The delisting process has been no less contentious. Normally, the US Fish and Wildlife Service, an arm of the Interior Department, removes animals from the ESL based on scientific criteria. But even before Salazar acted in May, two Western US senators, Jon Tester (D) of Montana and Mike Simpson (R) of Idaho, took the unprecedented step of drafting legislation to force the federal government to give up management of the wolves in their states. They cited frustration with environmentalists' attempts to delay the process. The measure passed in March, embedded in the federal budget agreement signed by President Obama.
Almost immediately, Montana and Idaho started making plans for a sport hunt this fall aimed at harvesting hundreds of wolves. Idaho also started shooting wolves from helicopters to kill animals that biologists say are harming elk herds.

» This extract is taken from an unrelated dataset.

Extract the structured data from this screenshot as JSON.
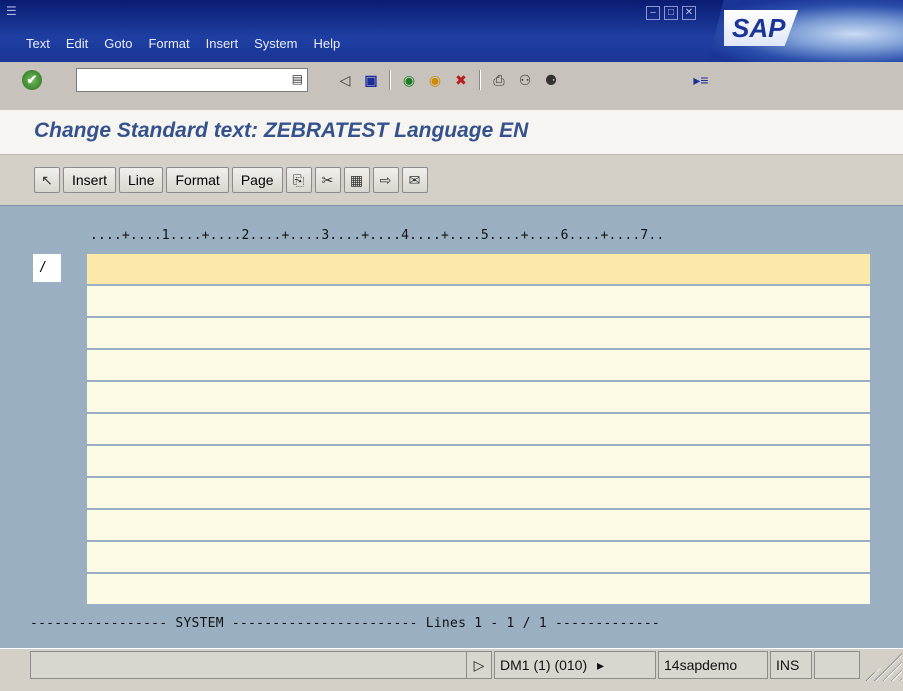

Environmentalists, as a result, have gone back to court again, arguing that the legislative removal of wolves from federal protection is unconstitutional. They worry that it will lead to politicians, instead of wildlife professionals, making decisions on when and how to remove other animals from federal protection.
"There will be future attacks on the protections that the Endangered Species Act provides to species that are vulnerable," says Tom France, regional director of the National Wildlife Federation in Missoula, Mont. "Legislators will look for any vehicle to provide a political solution and will cite the wolf case as an example to buttress their position."